Tawny tuco-tuco
- Conservation status: Data Deficient (IUCN 3.1)

Scientific classification
- Kingdom: Animalia
- Phylum: Chordata
- Class: Mammalia
- Order: Rodentia
- Family: Ctenomyidae
- Genus: Ctenomys
- Species: C. fulvus
- Binomial name: Ctenomys fulvus Philippi, 1860
- Subspecies: C. f. fulvus Philippi, 1860 C. f. robustus Philippi, 1896

= Tawny tuco-tuco =

- Genus: Ctenomys
- Species: fulvus
- Authority: Philippi, 1860
- Conservation status: DD

Species of rodent

The tawny tuco-tuco (Ctenomys fulvus) is a species of burrowing rodent in the family Ctenomyidae. It is found in the desert regions of northern Chile and adjoining areas of Argentina.

==Description==
The tawny tuco-tuco grows to a length of 280 to 350 mm, and the subspecies C. f. robustus may grow even bigger. The forehead and the margins of the mouth are dark brown, otherwise the head and back are greyish brown and the flanks are rather paler brown. The underparts are a cinnamon-buff colour and the tail is brownish black, ending in a pale tuft of hairs. The upper surfaces of the feet are buffish white with some dark markings. The karyotype of both subspecies is 2n=26.

==Distribution and habitat==
This species is native to Argentina and Chile. There are two separate populations; the nominate subspecies C. f. robustus occurs in the Antofagasta Region of Chile and adjoining parts of northwestern Argentina; the other subspecies C. f. fulvus occurs only in the Oasis de Pica in the Tarapacá Region of northern Chile.

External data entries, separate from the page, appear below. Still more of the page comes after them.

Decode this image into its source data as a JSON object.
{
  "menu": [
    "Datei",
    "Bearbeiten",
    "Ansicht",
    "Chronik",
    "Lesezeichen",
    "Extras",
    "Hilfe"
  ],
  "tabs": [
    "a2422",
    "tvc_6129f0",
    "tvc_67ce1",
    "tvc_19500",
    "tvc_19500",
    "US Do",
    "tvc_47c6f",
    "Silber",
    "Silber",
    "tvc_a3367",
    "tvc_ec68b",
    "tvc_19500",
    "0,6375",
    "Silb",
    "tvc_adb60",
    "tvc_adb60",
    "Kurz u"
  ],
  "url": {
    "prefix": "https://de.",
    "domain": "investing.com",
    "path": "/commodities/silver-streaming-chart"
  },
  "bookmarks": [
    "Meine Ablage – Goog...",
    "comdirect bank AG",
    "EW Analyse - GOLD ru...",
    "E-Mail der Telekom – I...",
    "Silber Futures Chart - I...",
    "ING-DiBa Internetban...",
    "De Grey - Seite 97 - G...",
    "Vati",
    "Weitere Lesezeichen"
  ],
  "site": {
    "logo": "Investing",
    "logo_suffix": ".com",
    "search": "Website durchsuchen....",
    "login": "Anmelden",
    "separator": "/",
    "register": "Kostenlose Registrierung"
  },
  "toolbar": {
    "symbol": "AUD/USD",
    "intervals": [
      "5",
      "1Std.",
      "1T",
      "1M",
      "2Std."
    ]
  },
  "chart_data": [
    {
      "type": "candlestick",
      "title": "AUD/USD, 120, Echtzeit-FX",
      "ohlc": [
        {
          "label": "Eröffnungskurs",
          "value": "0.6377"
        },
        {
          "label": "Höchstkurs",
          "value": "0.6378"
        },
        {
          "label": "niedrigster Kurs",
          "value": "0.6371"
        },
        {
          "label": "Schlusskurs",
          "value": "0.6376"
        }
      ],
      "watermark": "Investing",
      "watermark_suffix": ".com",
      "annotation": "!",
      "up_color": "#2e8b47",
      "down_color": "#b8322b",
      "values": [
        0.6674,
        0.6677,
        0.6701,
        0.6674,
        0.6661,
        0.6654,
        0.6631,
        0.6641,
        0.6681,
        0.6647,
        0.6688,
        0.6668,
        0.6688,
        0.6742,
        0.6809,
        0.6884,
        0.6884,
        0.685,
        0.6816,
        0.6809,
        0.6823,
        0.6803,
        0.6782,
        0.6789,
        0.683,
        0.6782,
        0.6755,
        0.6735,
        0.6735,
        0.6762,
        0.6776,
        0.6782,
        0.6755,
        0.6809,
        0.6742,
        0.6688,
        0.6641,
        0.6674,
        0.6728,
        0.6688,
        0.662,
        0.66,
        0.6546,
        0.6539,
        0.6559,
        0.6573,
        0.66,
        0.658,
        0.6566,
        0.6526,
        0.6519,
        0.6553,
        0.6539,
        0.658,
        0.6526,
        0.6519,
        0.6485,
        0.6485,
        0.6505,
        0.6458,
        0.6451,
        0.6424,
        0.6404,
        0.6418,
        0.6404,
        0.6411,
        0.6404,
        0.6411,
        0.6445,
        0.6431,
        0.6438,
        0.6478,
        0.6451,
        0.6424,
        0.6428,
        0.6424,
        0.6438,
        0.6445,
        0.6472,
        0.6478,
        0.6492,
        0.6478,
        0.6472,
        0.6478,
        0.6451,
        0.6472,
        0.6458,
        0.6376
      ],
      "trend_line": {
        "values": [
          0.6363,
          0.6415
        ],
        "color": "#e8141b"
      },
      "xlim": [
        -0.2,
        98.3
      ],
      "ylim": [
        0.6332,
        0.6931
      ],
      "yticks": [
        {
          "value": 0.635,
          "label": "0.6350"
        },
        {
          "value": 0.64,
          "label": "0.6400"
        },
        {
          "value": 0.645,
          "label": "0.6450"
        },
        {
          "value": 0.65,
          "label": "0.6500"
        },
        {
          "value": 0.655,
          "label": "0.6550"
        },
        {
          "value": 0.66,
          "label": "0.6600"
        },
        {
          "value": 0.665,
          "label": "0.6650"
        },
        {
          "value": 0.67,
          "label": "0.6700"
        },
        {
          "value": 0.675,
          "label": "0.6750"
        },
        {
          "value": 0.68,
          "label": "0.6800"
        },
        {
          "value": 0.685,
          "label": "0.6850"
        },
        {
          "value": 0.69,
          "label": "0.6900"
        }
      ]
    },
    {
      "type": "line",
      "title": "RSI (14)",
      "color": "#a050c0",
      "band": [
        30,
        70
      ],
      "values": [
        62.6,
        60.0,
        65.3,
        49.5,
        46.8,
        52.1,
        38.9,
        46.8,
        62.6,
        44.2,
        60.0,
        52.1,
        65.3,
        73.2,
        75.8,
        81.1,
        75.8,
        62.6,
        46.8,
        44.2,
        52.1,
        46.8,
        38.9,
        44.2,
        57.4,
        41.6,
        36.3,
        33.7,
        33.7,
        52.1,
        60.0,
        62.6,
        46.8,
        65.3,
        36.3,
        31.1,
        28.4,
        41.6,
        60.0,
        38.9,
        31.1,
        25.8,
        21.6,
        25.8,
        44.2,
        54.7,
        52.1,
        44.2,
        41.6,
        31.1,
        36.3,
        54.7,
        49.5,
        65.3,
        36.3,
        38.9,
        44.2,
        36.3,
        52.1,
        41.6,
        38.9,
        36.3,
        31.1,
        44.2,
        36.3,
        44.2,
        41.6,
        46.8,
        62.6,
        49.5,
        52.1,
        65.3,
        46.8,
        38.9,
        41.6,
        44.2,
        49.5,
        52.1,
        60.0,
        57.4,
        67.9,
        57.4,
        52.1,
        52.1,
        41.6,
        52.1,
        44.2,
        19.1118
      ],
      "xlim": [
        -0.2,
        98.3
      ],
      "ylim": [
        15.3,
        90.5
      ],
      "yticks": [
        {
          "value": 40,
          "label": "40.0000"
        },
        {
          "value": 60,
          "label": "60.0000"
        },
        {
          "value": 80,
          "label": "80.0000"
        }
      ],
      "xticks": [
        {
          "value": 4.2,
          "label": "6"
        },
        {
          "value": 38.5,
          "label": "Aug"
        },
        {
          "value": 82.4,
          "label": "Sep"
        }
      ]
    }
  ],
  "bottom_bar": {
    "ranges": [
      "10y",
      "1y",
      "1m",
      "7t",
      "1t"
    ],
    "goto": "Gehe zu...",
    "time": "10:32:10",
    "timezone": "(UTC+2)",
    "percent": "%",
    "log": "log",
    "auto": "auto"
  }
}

Four degrees of latitude separate these two areas. This tuco-tuco typically lives in flat areas of desert with sandy soils, creosote bushes (Larrea sp.), and scrub. It also inhabits ribbons of trees growing alongside dry watercourses and creeks.

==Ecology==
Burrows in which to live are dug at least 25 cm deep. The external temperature in these very dry regions can vary between 6 and 62 °C but in the depths of the burrow the temperature normally remains within the range 19 to 25 °C. These rodents are mainly active in the early morning, especially in the dry season. Their diet includes Larrea leaves and roots. The animals derive most of their water requirements from their food, and the stable temperature in their burrows protects them from the lethal effects of overheating.

==Status==
The population of C. fulvus has not been quantified but the animal has a wide range and is presumed to have a large total population. The International Union for Conservation of Nature has rated it as being of "least concern" on the basis that, if its population trend is downward, then the population is not declining at such a rate as would justify putting it in a more threatened category.